We finally saw the majestic sequoias, the size of some of which made my head spin. We spotted a few deers, and lots squirrels and chipmunks. Actually, it was the squirrels who spotted us, and came begging for food. However, I should say fortunately, no bears seemed to spot us or come to try to force their way into our car trying to get our lunch.

I have posted a few pictures on Picasa.

Tuesday, July 14, 2009

Oz and Back

It has been about 10 months already. I have missed it a lot. But most of all I have missed spending time with my lady. So there I went, back to Australia, back to the familiar Sydney I have loved so much.

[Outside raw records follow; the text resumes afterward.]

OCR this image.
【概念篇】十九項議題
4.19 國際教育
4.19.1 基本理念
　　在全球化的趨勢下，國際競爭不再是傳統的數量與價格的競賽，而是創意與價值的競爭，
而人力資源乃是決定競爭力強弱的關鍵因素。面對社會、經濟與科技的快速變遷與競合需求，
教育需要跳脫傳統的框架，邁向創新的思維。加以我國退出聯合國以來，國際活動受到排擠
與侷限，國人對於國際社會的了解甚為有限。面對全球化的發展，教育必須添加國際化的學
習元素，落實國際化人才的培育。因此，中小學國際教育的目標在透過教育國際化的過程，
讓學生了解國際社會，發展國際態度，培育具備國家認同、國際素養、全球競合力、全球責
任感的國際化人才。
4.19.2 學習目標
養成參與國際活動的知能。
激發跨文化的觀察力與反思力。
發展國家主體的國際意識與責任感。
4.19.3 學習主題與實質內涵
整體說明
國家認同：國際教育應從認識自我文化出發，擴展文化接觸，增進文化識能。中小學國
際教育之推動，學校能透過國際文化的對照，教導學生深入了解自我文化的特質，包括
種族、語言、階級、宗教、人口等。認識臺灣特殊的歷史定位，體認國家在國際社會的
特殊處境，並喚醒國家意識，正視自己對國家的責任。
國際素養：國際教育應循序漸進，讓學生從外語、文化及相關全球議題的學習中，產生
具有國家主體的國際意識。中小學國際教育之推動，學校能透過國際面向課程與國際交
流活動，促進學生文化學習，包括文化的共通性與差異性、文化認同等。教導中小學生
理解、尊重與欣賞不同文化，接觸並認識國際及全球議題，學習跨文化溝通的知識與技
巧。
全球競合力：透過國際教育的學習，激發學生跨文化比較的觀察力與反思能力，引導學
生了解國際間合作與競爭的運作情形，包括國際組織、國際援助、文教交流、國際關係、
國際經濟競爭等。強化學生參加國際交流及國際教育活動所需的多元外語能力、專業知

Some people say San Francisco is a bit like Sydney. Or, depending on who says it, the other way around. I don't see that much resemblance other than memorable bridges, a beautiful bay, and lots of hills. They are both fascinating in very different ways. Sydney does not have the most enticing and loathed atmospheric events of the Fog City. Had I not lived in both places, I wouldn't have believed who told me that leaving San Francisco (same latitude as Rome, or Madrid) in the Summer, and landing in Sydney in the Winter, would have involved exactly no change in my wardrobe.
I was delighted to see so many friends went out of their way to meet me. But being very sociable in a full-flu season involves some risks. I got sick the second day after I arrived. And, unfortunately, I did not heal until the very end. Besides, it was not really planned to be a quiet holiday.

We drove about two thousand kilometres up the coast and inland. We visited plenty of cute little towns, beaches and cliffs. We saw kangaroos relaxing along the road and whales migrating off the cliffs of "Northern New South Wales". We went to the most famous surfing spots of that coast, Byron Bay and Surfers Paradise, but the bad weather did not provide much motivation for two rookies such as us. Eventually we stopped a day in Brisbane. In the middle of the winter, we enjoyed some chilled white wine along the river wearing but a shirt, before having a delicious Turkish dinner. Hey, this sounds like another place I would enjoy.

Sadly, the holiday lasted way too short. Back to Sydney, and then back to San Francisco. Tired, yes and a bit sick still. But also deeply refreshed, and very spoiled by Suzie's cooking, again. Certainly ready to get straight back to work.